Когда Георгий покидал виварий, слезы душили его. Начало смеркаться. Мороз крепчал. Краски становились мутно-грязными, фонари не зажигали, и в этих сумерках валили прохожие, ныряли во все стороны, как бесы. Слезы комом подступали к горлу, он сжимал глаза и не давал им волю. Перед ним маячила душераздирающая картина: сырой мрак, промерзший железный настил на морозе в двадцать градусов и грустный человеческий взгляд…
Кто не бывал в «Гастрономе» на Калининском проспекте? Там продаются вина всех сортов, каких не найдешь больше ни в одном московском магазине.
Мне нужно было купить что-нибудь в угоду Бахусу, и вот я решил заглянуть туда. Там на втором этаже, куда никто не ходит, всегда стоял вьетнамский ликер с красивой гладкой этикеткой, изображающей живые лимоны. Эти лимоны были настолько естественны и выразительны, что вкус ликера, вполне соответствующий им, мешался с воображением этих лимонов и навязчиво напоминал импрессионистов. Такая бутылка заслуживала бережного хранения и долго не выбрасывалась.
Дело было под праздник. Я скорчил несчастную гримасу, увидев кишащую толпу на первом этаже, где тоже продавался французский коньяк, американские виски и английский вишневый ликер, чрезвычайно редко встречающийся. К винному отделу подступиться было невозможно, тем более — узнать, что там стоит на полках; нужно было работать локтями, как у билетных касс крымского направления. Я не стал мараться о толпу, а поднялся на второй этаж, только не на эскалаторе, к которому тоже невозможно было пробраться, а по боковой лестнице с противоположной стороны, предназначенной для выхода.
На втором этаже толпа оказалась еще больше. Мне живо представились запрещенные демонстрации, разгоняемые полицейскими дубинками, во время которых полисмены, взявшись за руки, сдерживают напор масс. Здесь этой запретной чертой служил барьер из касс, куда были очереди толщиной в улицу, сквозь которую нельзя было ни проехать, ни пройти. У безумцем были счастливые лица, словно они стояли за индульгенциями. Я, как затравленная лисица, заметался, не зная, что делать, — ведь к винному отделу подойти не было никакой возможности.

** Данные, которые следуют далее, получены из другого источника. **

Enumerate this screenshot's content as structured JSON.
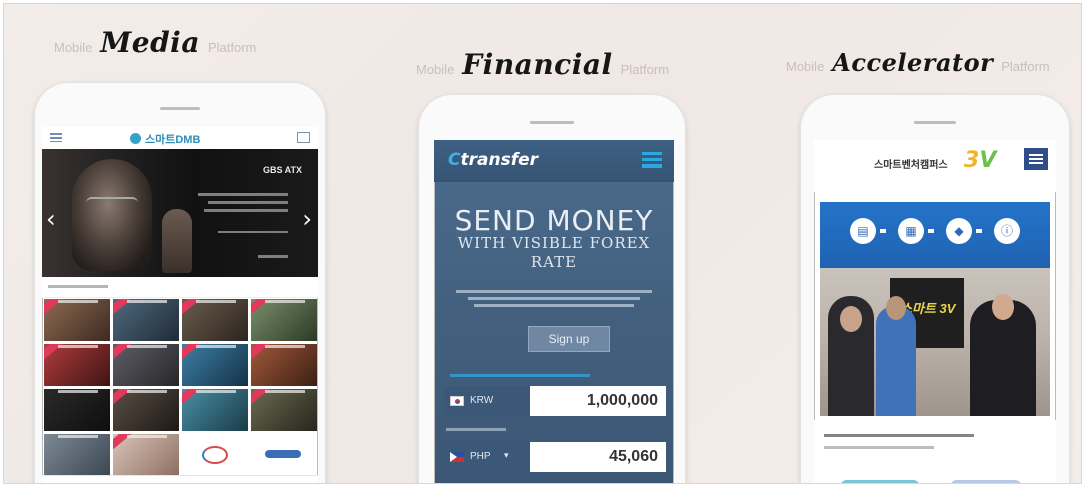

Обычно это совсем пустующий зал, торгующий по системе самообслуживания, куда поднимаются только за тортами и где лениво расхаживает несколько человек и царит тишина, как в египетском зале Пушкинского музея.

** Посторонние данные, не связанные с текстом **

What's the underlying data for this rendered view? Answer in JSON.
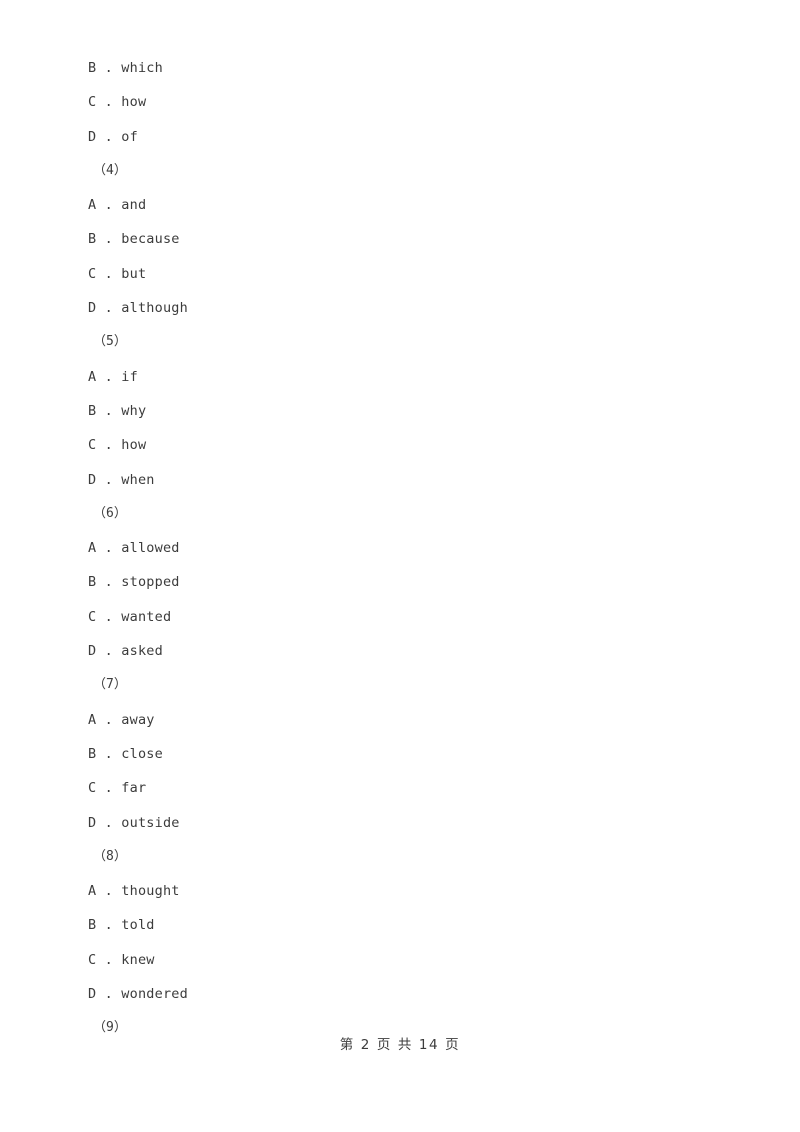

Я как-то сложно петлял вокруг барьеров, пробуя обойти их со всех сторон, но нигде не мог найти лазейку, чтобы проникнуть в винный отдел, обычно заставленный множеством дразнящих бутылок. Пришлось спуститься вниз и поклониться эскалатору, как овца, которая отказывается от сена и бьет ногой, но когда проголодается, то набрасывается на сено с жадностью. На эскалаторе пришлось смириться с теснотой и отбиваться от продавщиц, требующих, чтобы я взял пустую корзину для покупок: без корзины не пускали на эскалатор.
И что ж я увидел, когда был близок к цели? Никаких бутылок не было в отделе, кроме одного рислинга, который везде продается, как какой-нибудь норсульфазол в аптеке, и так намозолил глаза, что им брезгуют самые последние пьяницы, дующие одеколон и валерьянку. Этим рислингом были заставлены все полки. Он был навален кучей, как гранаты, разложен веером на полках, горла бутылок были перевязаны шелковыми лентами, как котята. Его подвозили на тележке, поспешно разгружали, сваливая на пол, и вслед за тем, как только он попадал на полки, его моментально растаскивали, будто это был любовный напиток… После чего требовалась новая тележка, которую катил малый, похожий на Кадруса, прижившийся в этом магазине, как кот в колбасном цехе.
Продавщица, похожая на гувернантку, любовно кидалась от тележки к полке и от полки к тележке, так что можно было подумать, что она оказывает помощь раненым. Комсомольский значок, пришпиленный к фартуку, и честные глаза говорили, что она служит бескорыстно, но руки, не привыкшие к труду, прятала в карманы передника, как только наступала пауза в разгрузке.
Покупать, в сущности, было нечего: самые залежавшиеся продукты, такие, как вермишель, на которую никто никогда не смотрит, пшено, лавровый лист и даже соль теперь хватали, как мародеры, спущенные с цепи. Крупа, сахар и мука продавались на каждом углу безо всякой очереди, но стадная глупость внушила людям, что здесь особые продукты, соль более мелкая, чем где-либо. Глупость человеческая способна принимать гигантские размеры, когда делается сообща.